“Is it only the workers who are imprudent, Mr. Morning?”
“No, the habit of careless unthrift is common to all men. It is not confined to the worker. It appears more frequently in him only because his necessities are more urgent and apparent, and, in this respect, he lives more in public. But extravagance is a part of the original savage man, the leaven which has survived all civilization. I have known lawyers, and doctors, and divines, and journalists who, with their families, might have been saved from embarrassment and suffering if there had been some power every month to seize a portion of their earnings or income and make a compulsory investment of it for their future benefit.”
“But,” said the speaker, “to return to my subject. There is yet another advantage to be considered. If the United States operated, or even supervised, all the railroads, it would not be difficult—by requiring each railroad hand to report for drill and practice one day in each month—it would not be difficult to provide the nucleus and material for a great army, if such should ever again be necessary.”
“Will the time ever come when armies can be dispensed with, Mr. Morning?”

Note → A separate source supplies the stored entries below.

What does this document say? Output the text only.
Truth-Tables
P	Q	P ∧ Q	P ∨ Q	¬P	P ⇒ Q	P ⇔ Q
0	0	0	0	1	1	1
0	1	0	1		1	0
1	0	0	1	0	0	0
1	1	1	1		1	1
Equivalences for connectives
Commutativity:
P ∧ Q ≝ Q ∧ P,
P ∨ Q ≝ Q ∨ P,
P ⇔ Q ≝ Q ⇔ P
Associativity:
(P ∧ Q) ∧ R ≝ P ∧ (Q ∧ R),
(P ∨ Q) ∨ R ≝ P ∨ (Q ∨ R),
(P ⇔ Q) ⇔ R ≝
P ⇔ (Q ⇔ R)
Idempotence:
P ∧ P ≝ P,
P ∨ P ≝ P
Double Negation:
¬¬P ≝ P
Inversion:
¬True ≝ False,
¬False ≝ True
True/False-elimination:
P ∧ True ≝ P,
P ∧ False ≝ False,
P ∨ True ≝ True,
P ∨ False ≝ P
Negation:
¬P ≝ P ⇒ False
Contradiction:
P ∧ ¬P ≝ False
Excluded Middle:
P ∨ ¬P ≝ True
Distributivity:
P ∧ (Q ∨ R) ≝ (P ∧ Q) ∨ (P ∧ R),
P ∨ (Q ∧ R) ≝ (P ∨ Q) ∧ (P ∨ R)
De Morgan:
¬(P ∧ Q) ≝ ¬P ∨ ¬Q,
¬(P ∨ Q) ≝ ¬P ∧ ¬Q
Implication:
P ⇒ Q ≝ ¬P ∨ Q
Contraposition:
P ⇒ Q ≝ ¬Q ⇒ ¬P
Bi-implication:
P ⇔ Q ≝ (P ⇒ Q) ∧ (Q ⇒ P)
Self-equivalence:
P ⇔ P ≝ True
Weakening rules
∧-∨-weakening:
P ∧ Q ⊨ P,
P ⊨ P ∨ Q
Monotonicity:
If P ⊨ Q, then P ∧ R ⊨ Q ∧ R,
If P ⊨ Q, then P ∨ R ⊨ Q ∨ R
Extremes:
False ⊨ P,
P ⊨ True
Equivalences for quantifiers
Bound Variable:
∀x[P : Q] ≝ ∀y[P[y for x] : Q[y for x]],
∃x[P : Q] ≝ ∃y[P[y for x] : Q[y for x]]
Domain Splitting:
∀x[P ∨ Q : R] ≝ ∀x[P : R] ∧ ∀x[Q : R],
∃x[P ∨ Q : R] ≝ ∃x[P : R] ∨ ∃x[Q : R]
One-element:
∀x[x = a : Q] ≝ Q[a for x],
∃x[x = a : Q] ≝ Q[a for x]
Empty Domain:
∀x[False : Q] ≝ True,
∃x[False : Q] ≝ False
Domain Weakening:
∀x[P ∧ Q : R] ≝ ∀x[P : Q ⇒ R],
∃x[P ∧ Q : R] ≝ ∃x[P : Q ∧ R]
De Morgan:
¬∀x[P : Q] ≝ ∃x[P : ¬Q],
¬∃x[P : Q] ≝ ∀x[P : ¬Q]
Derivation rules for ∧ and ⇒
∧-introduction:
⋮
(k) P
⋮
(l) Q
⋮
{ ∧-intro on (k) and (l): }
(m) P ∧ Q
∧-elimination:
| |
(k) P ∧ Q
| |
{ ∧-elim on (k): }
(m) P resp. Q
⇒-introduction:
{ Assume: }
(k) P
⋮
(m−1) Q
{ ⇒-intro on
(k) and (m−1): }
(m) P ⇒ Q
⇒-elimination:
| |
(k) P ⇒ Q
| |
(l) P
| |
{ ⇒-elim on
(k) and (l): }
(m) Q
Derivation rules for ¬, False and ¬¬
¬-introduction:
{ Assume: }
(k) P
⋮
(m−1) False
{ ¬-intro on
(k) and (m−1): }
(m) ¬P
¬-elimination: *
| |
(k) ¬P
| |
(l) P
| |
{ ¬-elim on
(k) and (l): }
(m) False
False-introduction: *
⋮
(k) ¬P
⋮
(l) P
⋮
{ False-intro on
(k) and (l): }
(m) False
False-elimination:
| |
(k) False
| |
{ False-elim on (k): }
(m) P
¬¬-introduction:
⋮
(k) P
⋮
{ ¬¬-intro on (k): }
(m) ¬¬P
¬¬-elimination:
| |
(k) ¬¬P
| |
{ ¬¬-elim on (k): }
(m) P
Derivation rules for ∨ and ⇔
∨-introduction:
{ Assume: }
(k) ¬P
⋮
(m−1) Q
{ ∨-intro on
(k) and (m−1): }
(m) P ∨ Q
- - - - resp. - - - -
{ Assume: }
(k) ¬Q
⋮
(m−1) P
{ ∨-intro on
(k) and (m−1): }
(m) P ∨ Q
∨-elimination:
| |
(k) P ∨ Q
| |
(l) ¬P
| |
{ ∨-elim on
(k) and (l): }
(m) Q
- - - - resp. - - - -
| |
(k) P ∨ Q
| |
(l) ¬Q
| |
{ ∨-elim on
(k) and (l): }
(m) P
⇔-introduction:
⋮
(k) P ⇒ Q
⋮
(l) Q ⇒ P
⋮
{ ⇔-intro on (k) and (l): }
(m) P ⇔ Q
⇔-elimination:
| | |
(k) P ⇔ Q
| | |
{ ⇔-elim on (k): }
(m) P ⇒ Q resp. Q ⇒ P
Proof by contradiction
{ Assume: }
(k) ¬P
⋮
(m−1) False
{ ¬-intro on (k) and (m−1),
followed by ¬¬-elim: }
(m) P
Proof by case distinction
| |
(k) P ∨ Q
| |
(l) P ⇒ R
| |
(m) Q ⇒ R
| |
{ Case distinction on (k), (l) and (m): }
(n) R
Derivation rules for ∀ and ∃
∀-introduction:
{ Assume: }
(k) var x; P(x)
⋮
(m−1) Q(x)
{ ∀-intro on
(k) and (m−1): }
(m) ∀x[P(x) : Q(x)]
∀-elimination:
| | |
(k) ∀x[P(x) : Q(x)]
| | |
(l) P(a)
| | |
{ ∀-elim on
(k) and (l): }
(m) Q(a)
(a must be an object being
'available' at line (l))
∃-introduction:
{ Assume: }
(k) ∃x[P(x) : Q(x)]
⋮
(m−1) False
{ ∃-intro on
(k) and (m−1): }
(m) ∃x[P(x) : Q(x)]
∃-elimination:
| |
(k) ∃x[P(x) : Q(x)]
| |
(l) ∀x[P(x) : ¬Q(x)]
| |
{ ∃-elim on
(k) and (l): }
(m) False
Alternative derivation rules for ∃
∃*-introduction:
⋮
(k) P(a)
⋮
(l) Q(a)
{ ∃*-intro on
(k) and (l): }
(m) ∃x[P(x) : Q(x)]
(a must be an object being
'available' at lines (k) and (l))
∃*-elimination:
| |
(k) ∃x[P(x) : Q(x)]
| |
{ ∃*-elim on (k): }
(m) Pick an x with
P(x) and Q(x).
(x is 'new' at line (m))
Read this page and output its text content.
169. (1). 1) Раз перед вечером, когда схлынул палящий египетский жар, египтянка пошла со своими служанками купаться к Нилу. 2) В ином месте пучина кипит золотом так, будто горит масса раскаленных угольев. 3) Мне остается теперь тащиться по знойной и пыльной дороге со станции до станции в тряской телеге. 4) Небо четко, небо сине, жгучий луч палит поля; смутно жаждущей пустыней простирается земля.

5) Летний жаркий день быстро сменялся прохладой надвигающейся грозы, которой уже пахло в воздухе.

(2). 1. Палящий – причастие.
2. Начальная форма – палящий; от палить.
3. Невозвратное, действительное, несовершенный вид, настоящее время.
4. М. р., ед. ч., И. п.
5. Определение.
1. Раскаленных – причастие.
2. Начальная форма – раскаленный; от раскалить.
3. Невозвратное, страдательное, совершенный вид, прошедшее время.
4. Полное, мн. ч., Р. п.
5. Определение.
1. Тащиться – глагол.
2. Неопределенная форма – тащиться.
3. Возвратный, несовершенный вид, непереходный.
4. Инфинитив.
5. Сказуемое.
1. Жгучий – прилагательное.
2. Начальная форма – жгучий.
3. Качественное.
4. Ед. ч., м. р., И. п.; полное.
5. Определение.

“I think it has come. I am about to have made some experiments with the new explosive ‘potentite,’ which, if successful, will, I think, demonstrate to the world that hereafter war will mean simply mutual annihilation, and that in conflict there will be small odds between the weakest and the most powerful of nations. But I wander into the domain of speculation, and you newspaper men require only facts.”
“Do you propose any reform or changes in the present methods of railroad management, Mr. Morning?”
“Several.”
“For instance?”
“There will be a uniform rate per mile for passage, all tickets will be transferable, no inducements will be offered to travelers to perpetrate falsehood and forgery, and freighters will not be required to expose their business secrets to the officers of the railroad company.
“Do you know,” said Mr. Morning, “that a demand has actually been made upon me by the railroad companies for freight at regular express gold bullion rates on $2,500,000,000 worth of gold bars which they carried from Arizona to the East disguised as copper? For freight on the supposed copper I paid their regular rates of charges, amounting to about $200,000. They say that if I had shipped it as gold their charges would have been six and one-quarter millions, and they claim the difference.”